PARIS (AFP).- A drawing by the French writer Victor Hugo of a hot air balloon escaping from Paris during the 1870 Prussian siege, sold for more than twice its estimate Thursday.
Sotheby's said the sketch by the author of "Les Miserables" went for 37,500 euros ($42,000) at its auction room in the French capital.
Hugo was a talented artist, and the drawing entitled "Departure of the Balloon" showed it floating across the rooftops of the encircled and starving city.
It was his hommage to the 67 hot air balloons that were launched from Paris during the four-month siege after Napoleon III's humiliating defeat in the Franco-Prussian war.
One of them in September 1870 even dropped pamphlets by Hugo over the Prussia lines.
The great photographer Nadar asked the writer would he lend his name to another balloon carrying mail that took off three weeks later.

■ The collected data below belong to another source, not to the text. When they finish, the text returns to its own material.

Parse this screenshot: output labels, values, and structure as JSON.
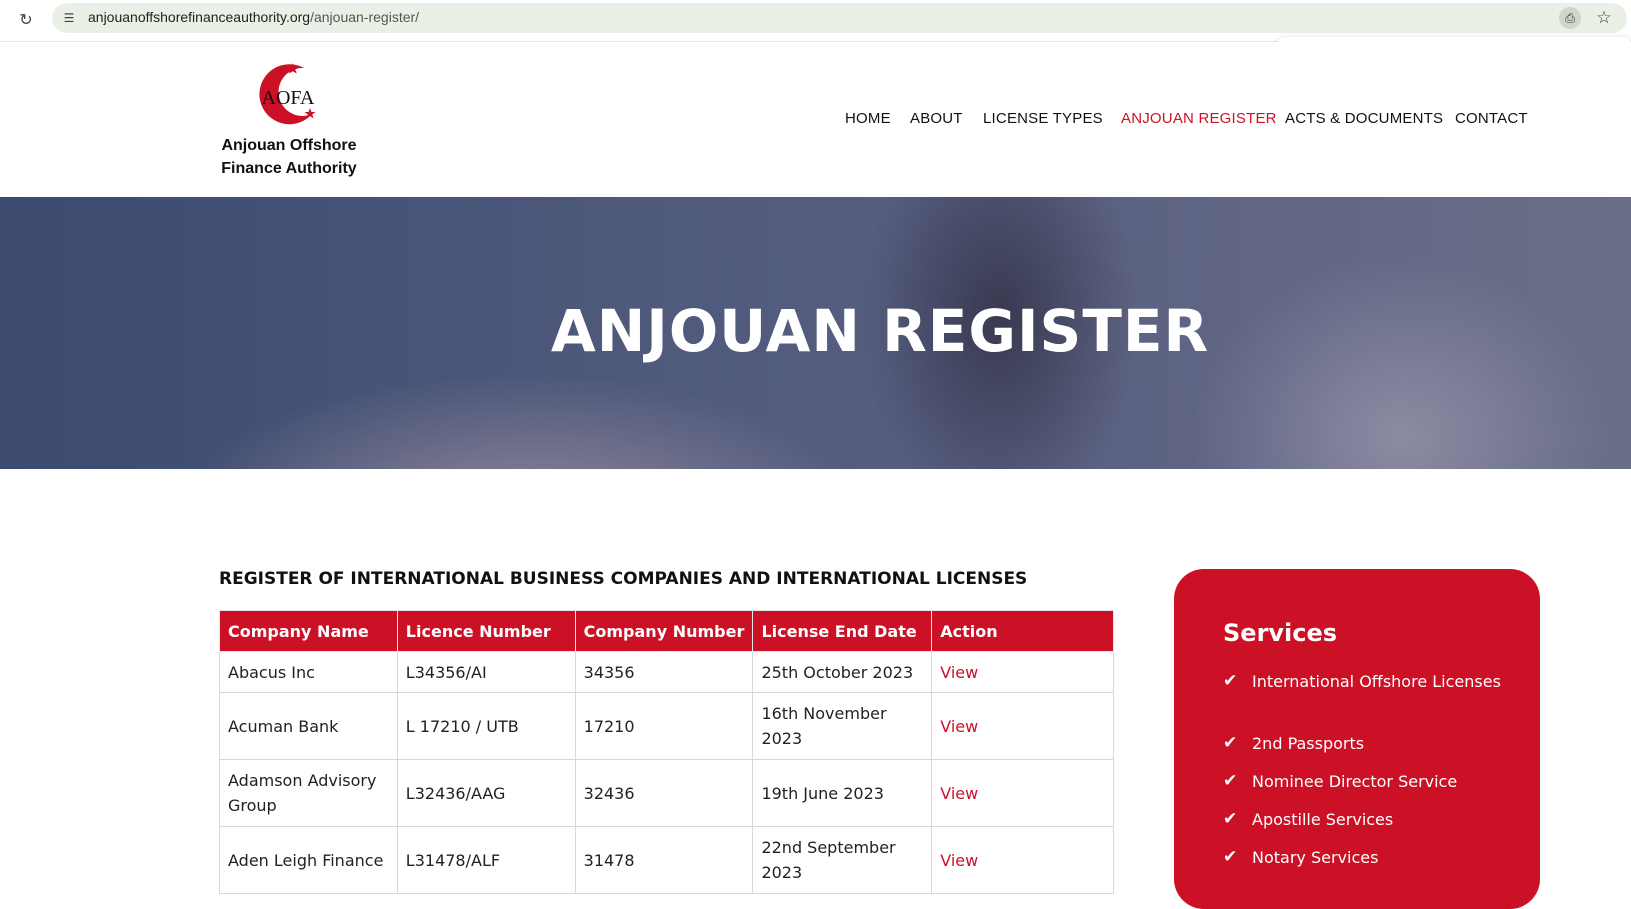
{
  "browser": {
    "url_domain": "anjouanoffshorefinanceauthority.org",
    "url_path": "/anjouan-register/",
    "find_query": ""
  },
  "logo": {
    "mark_text": "AOFA",
    "name_line1": "Anjouan Offshore",
    "name_line2": "Finance Authority"
  },
  "nav": {
    "items": [
      "HOME",
      "ABOUT",
      "LICENSE TYPES",
      "ANJOUAN REGISTER",
      "ACTS & DOCUMENTS",
      "CONTACT"
    ],
    "active": "ANJOUAN REGISTER"
  },
  "hero": {
    "title": "ANJOUAN REGISTER"
  },
  "register": {
    "title": "REGISTER OF INTERNATIONAL BUSINESS COMPANIES AND INTERNATIONAL LICENSES",
    "columns": [
      "Company Name",
      "Licence Number",
      "Company Number",
      "License End Date",
      "Action"
    ],
    "rows": [
      [
        "Abacus Inc",
        "L34356/AI",
        "34356",
        "25th October 2023",
        "View"
      ],
      [
        "Acuman Bank",
        "L 17210 / UTB",
        "17210",
        "16th November 2023",
        "View"
      ],
      [
        "Adamson Advisory Group",
        "L32436/AAG",
        "32436",
        "19th June 2023",
        "View"
      ],
      [
        "Aden Leigh Finance",
        "L31478/ALF",
        "31478",
        "22nd September 2023",
        "View"
      ]
    ]
  },
  "services": {
    "title": "Services",
    "items": [
      "International Offshore Licenses",
      "2nd Passports",
      "Nominee Director Service",
      "Apostille Services",
      "Notary Services"
    ]
  },
  "colors": {
    "brand_red": "#cc1126",
    "hero_blue": "#3c4a6f"
  }
}
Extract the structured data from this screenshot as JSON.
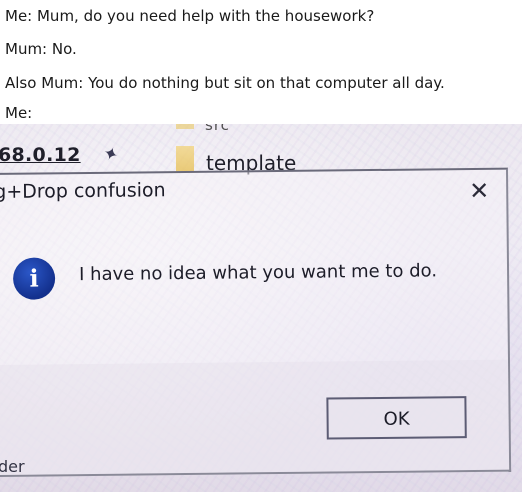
{
  "caption": {
    "line1": "Me: Mum, do you need help with the housework?",
    "line2": "Mum: No.",
    "line3": "Also Mum: You do nothing but sit on that computer all day.",
    "line4": "Me:"
  },
  "photo": {
    "background_strip": {
      "top_partial": "src",
      "ip_fragment": "68.0.12",
      "folder_label": "template"
    },
    "dialog": {
      "title": "g+Drop confusion",
      "close_glyph": "✕",
      "icon_glyph": "i",
      "message": "I have no idea what you want me to do.",
      "ok_label": "OK"
    },
    "bottom_partial": "der"
  },
  "colors": {
    "info_icon": "#1a3aa8",
    "text": "#1c1c28",
    "border": "#5c5c74"
  },
  "icons": {
    "pin": "pin-icon",
    "folder": "folder-icon",
    "close": "close-icon",
    "info": "info-icon"
  }
}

"I could not ask for more than to be lifted up into the sky by you," the poet replied, who kept body and soul together by eating animals given to him from the Paris Zoo.
Hugo noted in his diary that often he was "eating the unknown".
The "Victor Hugo" balloon eventually took from the Tuileries garden near the Louvre to shouts of "Vive la Republique!"
But the writer kept Nadar's letter as a keepsake after ripping off the stamp adorned with the head of Napoleon III, who Hugo called "Napoleon the Small".
Hugo had fled into exile in Guernsey in the Channel Islands to escape the lesser Bonaparte after the writer branded him a "traitor" when he seized power in a coup in 1851.